Teams can keep Teler constant as the voice layer and swap out AI components to directly compare latency and quality – whether evaluating two STT providers, testing lightweight versus large LLMs, or benchmarking different TTS voices. Engineered for low latency and stability, Teler reduces network variability and makes performance insights clearer. For teams seeking top programmable voice AI APIs with low latency, Teler is the voice API for developers.

Creating a Practical Testing Roadmap

Bringing together all the concepts, here is a step-by-step roadmap that teams can follow:

  1. Define Benchmarks
    • Decide your latency and quality SLOs before testing begins.
  2. Baseline Testing
    • Run controlled lab tests with synthetic audio across clean networks.
  3. A/B Comparisons
    • Swap out AI components (STT, LLM, TTS) and measure differences while keeping Teler constant.
  4. Network Stress Tests
    • Introduce jitter, packet loss, and codec variations to see how the system behaves under strain.
  5. Load Testing
    • Use SIPp and WebRTC clients to simulate peak concurrent calls.
  6. Regression Testing
    • Add real-world failure cases into automated test suites.
  7. Canary Rollouts
    • Deploy changes to a small percentage of calls first. Compare metrics before full rollout.
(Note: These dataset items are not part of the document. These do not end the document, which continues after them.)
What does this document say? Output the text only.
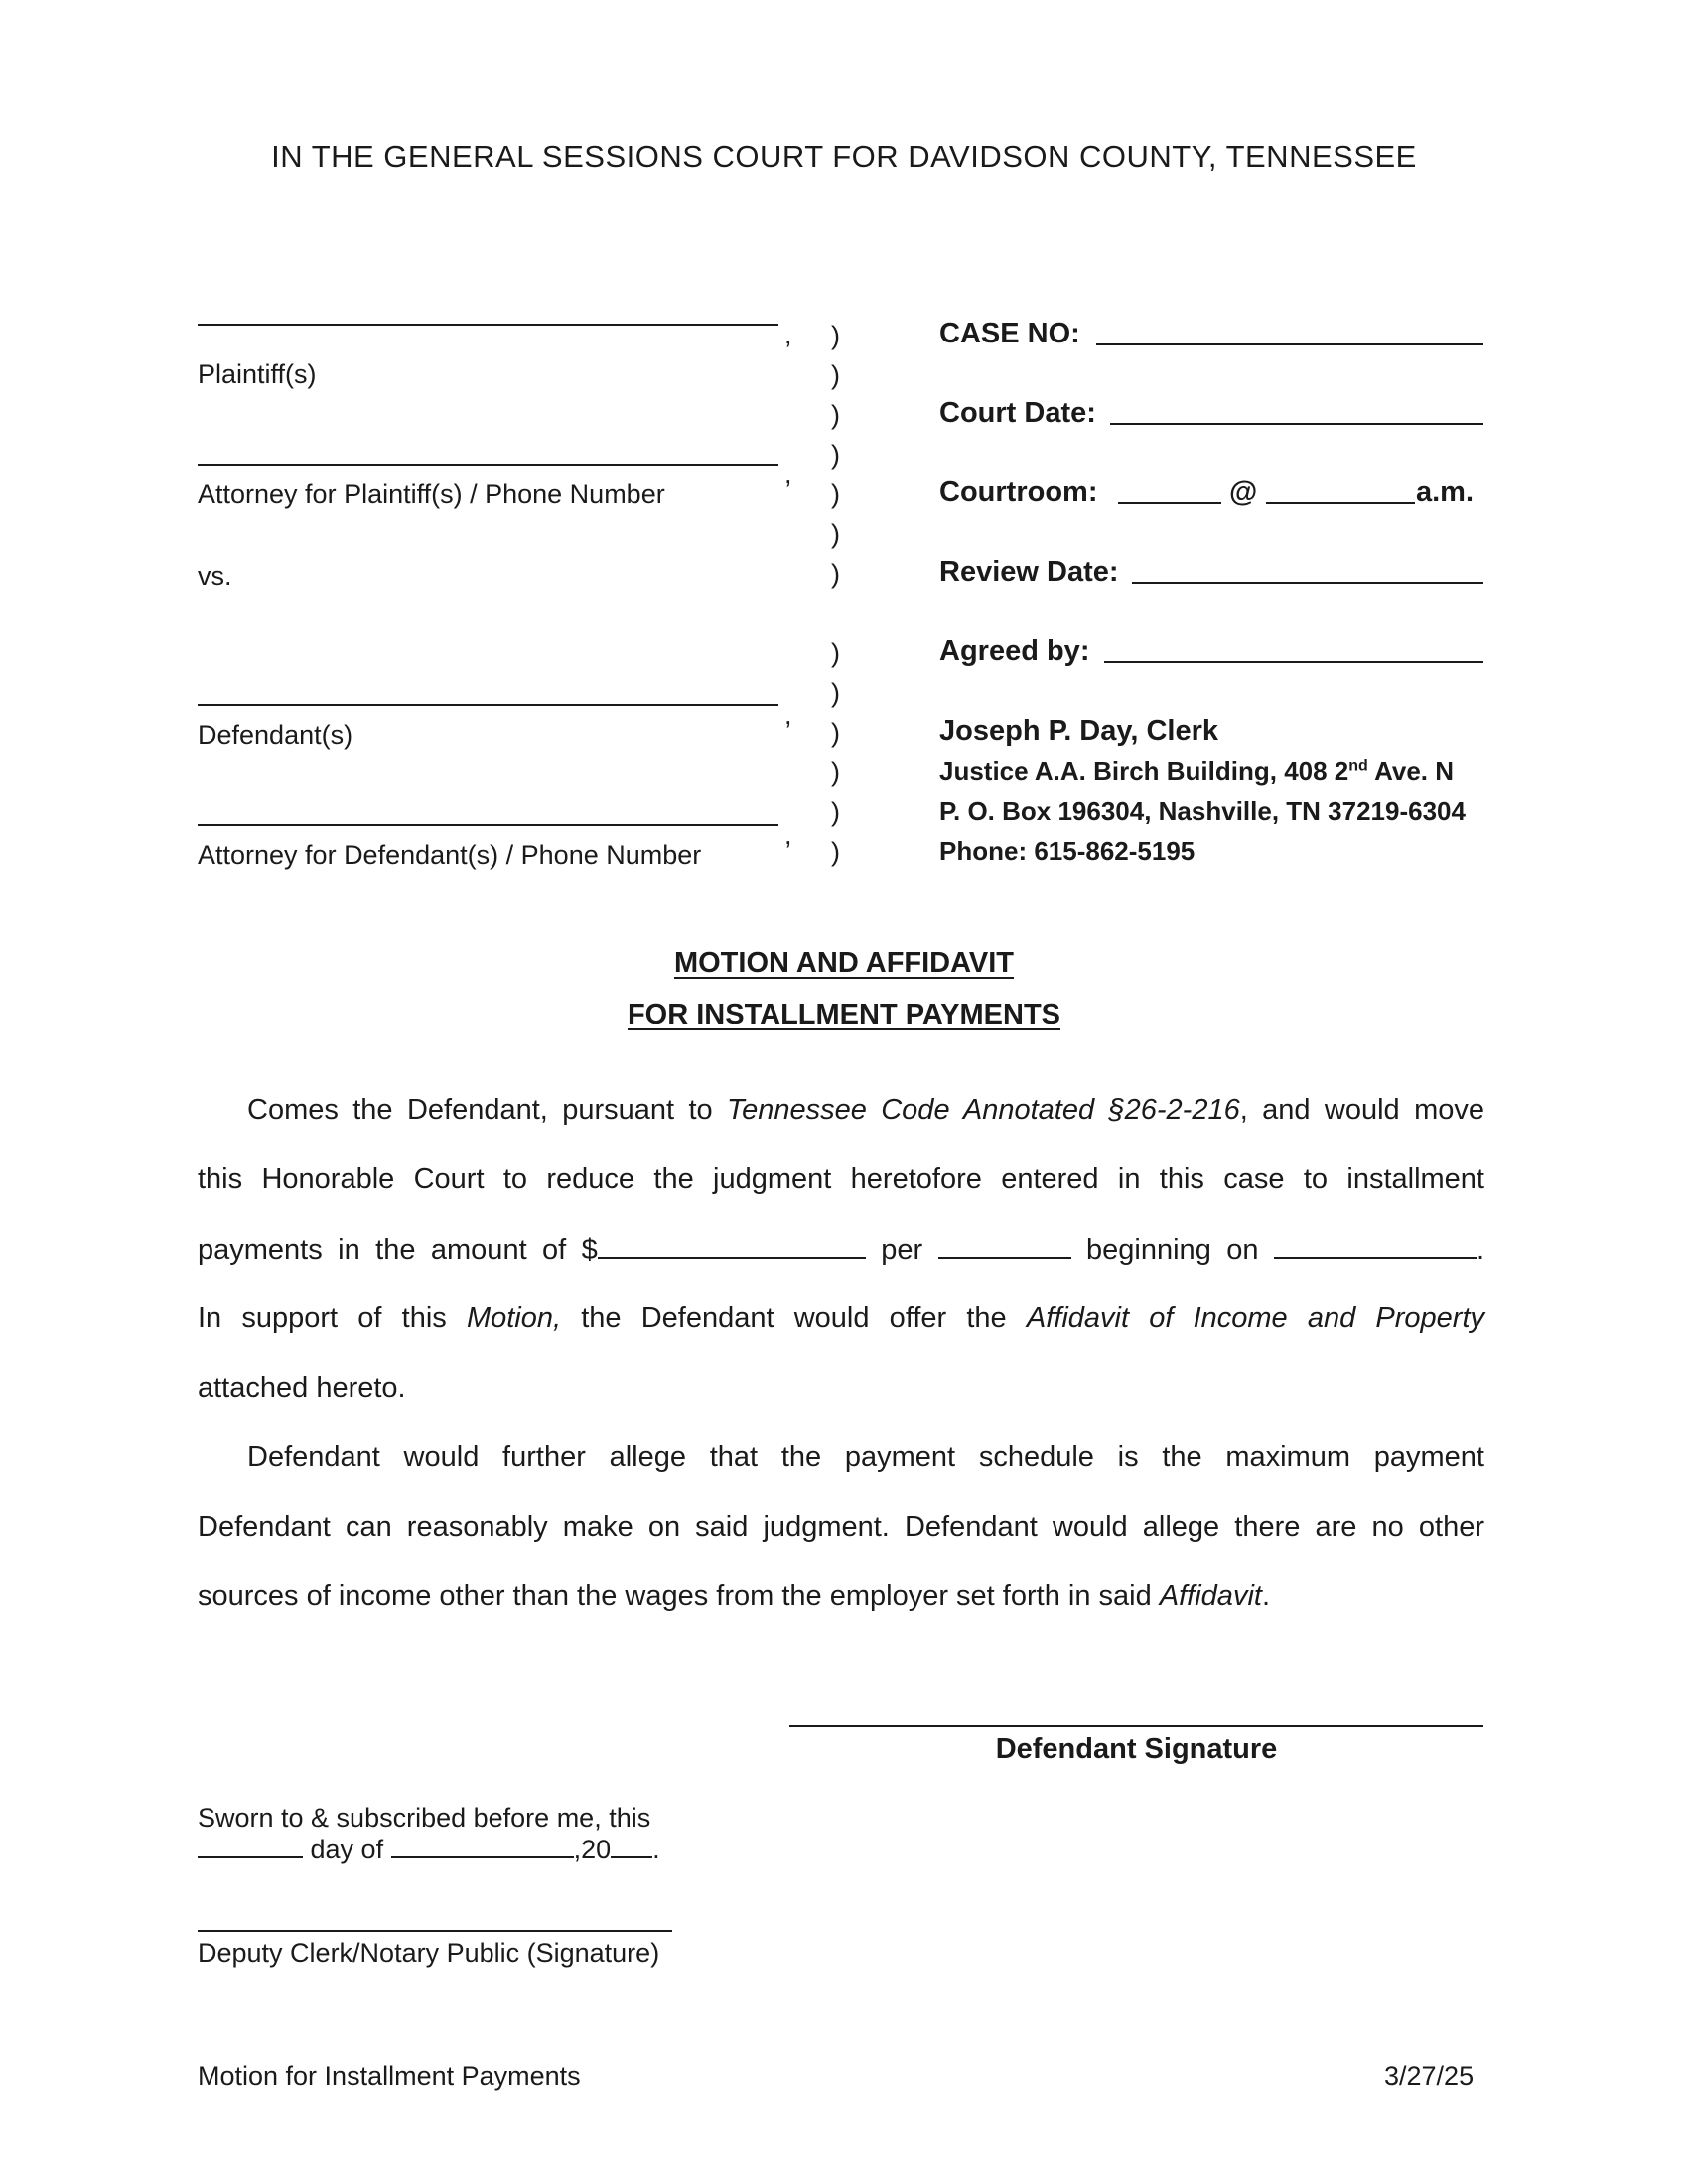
IN THE GENERAL SESSIONS COURT FOR DAVIDSON COUNTY, TENNESSEE
,
Plaintiff(s)
,
Attorney for Plaintiff(s) / Phone Number
vs.
,
Defendant(s)
,
Attorney for Defendant(s) / Phone Number
)
)
)
)
)
)
)
)
)
)
)
)
)
CASE NO:
Court Date:
Courtroom:	@	a.m.
Review Date:
Agreed by:
Joseph P. Day, Clerk
Justice A.A. Birch Building, 408 2nd Ave. N
P. O. Box 196304, Nashville, TN 37219-6304
Phone: 615-862-5195
MOTION AND AFFIDAVIT
FOR INSTALLMENT PAYMENTS
Comes the Defendant, pursuant to Tennessee Code Annotated §26-2-216, and would move
this Honorable Court to reduce the judgment heretofore entered in this case to installment
payments in the amount of $	per	beginning on	.
In support of this Motion, the Defendant would offer the Affidavit of Income and Property
attached hereto.
Defendant would further allege that the payment schedule is the maximum payment
Defendant can reasonably make on said judgment. Defendant would allege there are no other
sources of income other than the wages from the employer set forth in said Affidavit.
Defendant Signature
Sworn to & subscribed before me, this
day of	,20 .
Deputy Clerk/Notary Public (Signature)
Motion for Installment Payments	3/27/25
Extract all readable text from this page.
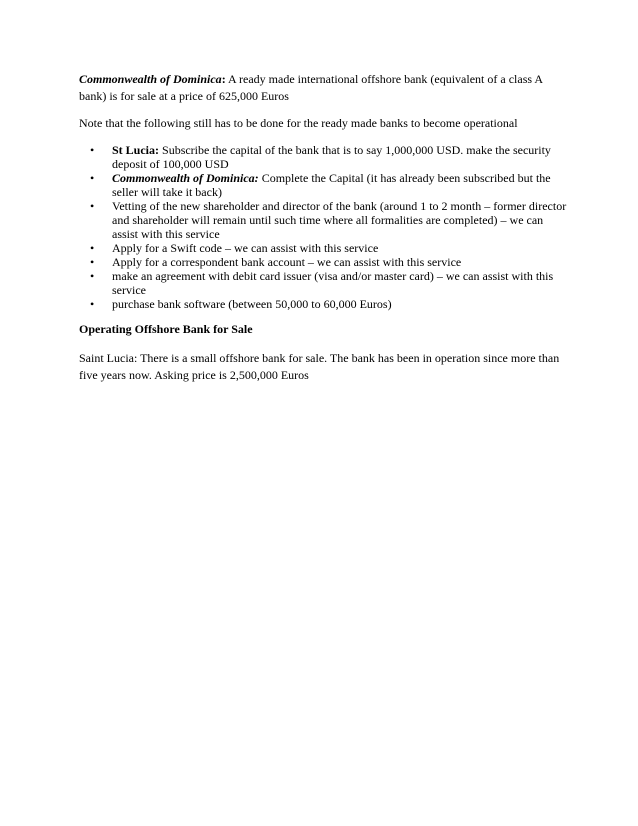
Commonwealth of Dominica: A ready made international offshore bank (equivalent of a class A bank) is for sale at a price of 625,000 Euros

Note that the following still has to be done for the ready made banks to become operational

• St Lucia: Subscribe the capital of the bank that is to say 1,000,000 USD. make the security deposit of 100,000 USD
• Commonwealth of Dominica: Complete the Capital (it has already been subscribed but the seller will take it back)
• Vetting of the new shareholder and director of the bank (around 1 to 2 month – former director and shareholder will remain until such time where all formalities are completed) – we can assist with this service
• Apply for a Swift code – we can assist with this service
• Apply for a correspondent bank account – we can assist with this service
• make an agreement with debit card issuer (visa and/or master card) – we can assist with this service
• purchase bank software (between 50,000 to 60,000 Euros)

Operating Offshore Bank for Sale

Saint Lucia: There is a small offshore bank for sale. The bank has been in operation since more than five years now. Asking price is 2,500,000 Euros
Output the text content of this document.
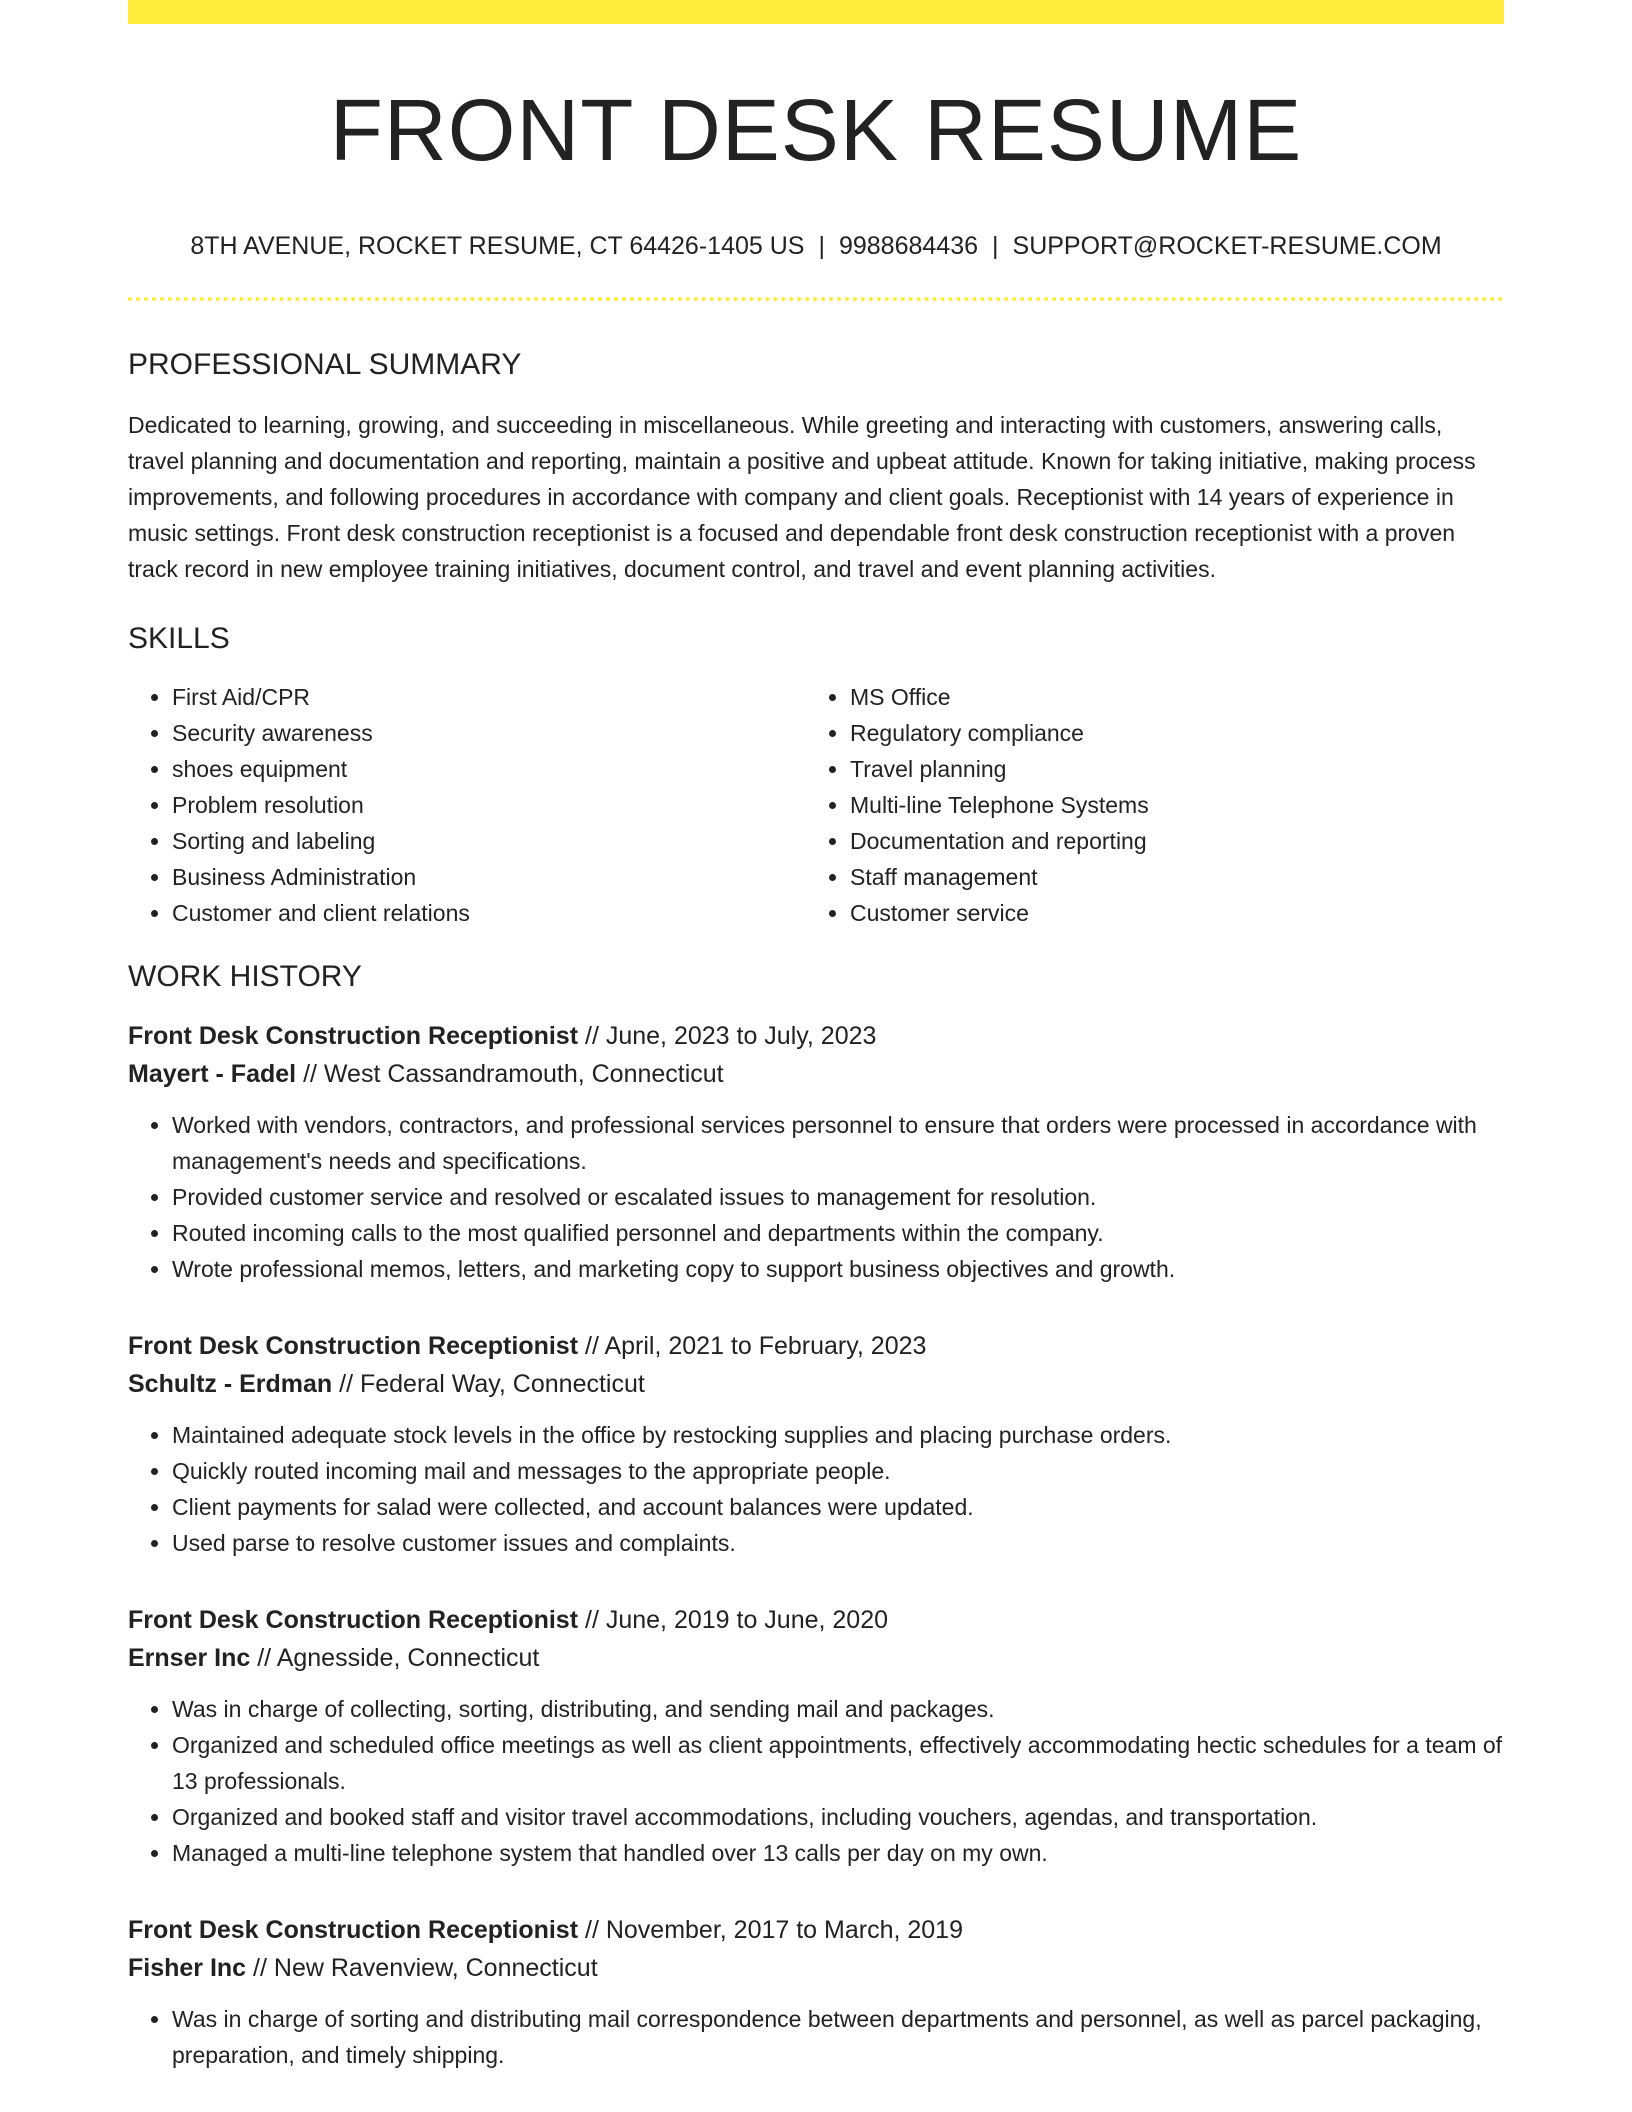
FRONT DESK RESUME
8TH AVENUE, ROCKET RESUME, CT 64426-1405 US | 9988684436 | SUPPORT@ROCKET-RESUME.COM
PROFESSIONAL SUMMARY
Dedicated to learning, growing, and succeeding in miscellaneous. While greeting and interacting with customers, answering calls, travel planning and documentation and reporting, maintain a positive and upbeat attitude. Known for taking initiative, making process improvements, and following procedures in accordance with company and client goals. Receptionist with 14 years of experience in music settings. Front desk construction receptionist is a focused and dependable front desk construction receptionist with a proven track record in new employee training initiatives, document control, and travel and event planning activities.
SKILLS
• First Aid/CPR
• Security awareness
• shoes equipment
• Problem resolution
• Sorting and labeling
• Business Administration
• Customer and client relations
• MS Office
• Regulatory compliance
• Travel planning
• Multi-line Telephone Systems
• Documentation and reporting
• Staff management
• Customer service
WORK HISTORY
Front Desk Construction Receptionist // June, 2023 to July, 2023
Mayert - Fadel // West Cassandramouth, Connecticut
• Worked with vendors, contractors, and professional services personnel to ensure that orders were processed in accordance with management's needs and specifications.
• Provided customer service and resolved or escalated issues to management for resolution.
• Routed incoming calls to the most qualified personnel and departments within the company.
• Wrote professional memos, letters, and marketing copy to support business objectives and growth.
Front Desk Construction Receptionist // April, 2021 to February, 2023
Schultz - Erdman // Federal Way, Connecticut
• Maintained adequate stock levels in the office by restocking supplies and placing purchase orders.
• Quickly routed incoming mail and messages to the appropriate people.
• Client payments for salad were collected, and account balances were updated.
• Used parse to resolve customer issues and complaints.
Front Desk Construction Receptionist // June, 2019 to June, 2020
Ernser Inc // Agnesside, Connecticut
• Was in charge of collecting, sorting, distributing, and sending mail and packages.
• Organized and scheduled office meetings as well as client appointments, effectively accommodating hectic schedules for a team of 13 professionals.
• Organized and booked staff and visitor travel accommodations, including vouchers, agendas, and transportation.
• Managed a multi-line telephone system that handled over 13 calls per day on my own.
Front Desk Construction Receptionist // November, 2017 to March, 2019
Fisher Inc // New Ravenview, Connecticut
• Was in charge of sorting and distributing mail correspondence between departments and personnel, as well as parcel packaging, preparation, and timely shipping.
This roadmap ensures that latency and quality are tested across both ideal and adverse conditions, reducing surprises when scaling to thousands of users.

Conclusion

Latency and quality are the foundations of a successful voice agent. Achieving both requires more than surface-level checks – it demands a disciplined approach with baselines, percentile tracking, stress tests, and regression packs. By setting clear SLOs and testing systematically, product teams can release updates with confidence, knowing conversations will remain natural and reliable. 

FreJun Teler makes this process easier by acting as the global voice infrastructure layer that keeps transport stable while allowing you to integrate any STT, LLM, or TTS of your choice. This flexibility ensures accurate benchmarking, faster optimization, and scalable deployments. 

If you are looking for a voice API for developers built for low latency and enterprise reliability, schedule a demo with Teler today.

FAQs – 

1. What is considered low latency for a voice AI agent?

Low latency for voice agents means under 600 ms on web and under 1000 ms on telephony, ensuring natural conversations.

2. How do you test voice quality in AI-powered calls?

Voice quality testing uses MOS scores, jitter and packet loss analysis, plus human evaluations for clarity, barge-in, and task success.

3. Why do percentile metrics like p90 and p99 matter in latency testing?

Percentiles show worst-case performance; p90 and p99 reveal delays users actually notice, unlike averages that often hide real experience.

4. Can developers integrate any AI model with a programmable voice API?

Yes. APIs like FreJun Teler let developers integrate any STT, LLM, or TTS while maintaining consistent low-latency voice transport.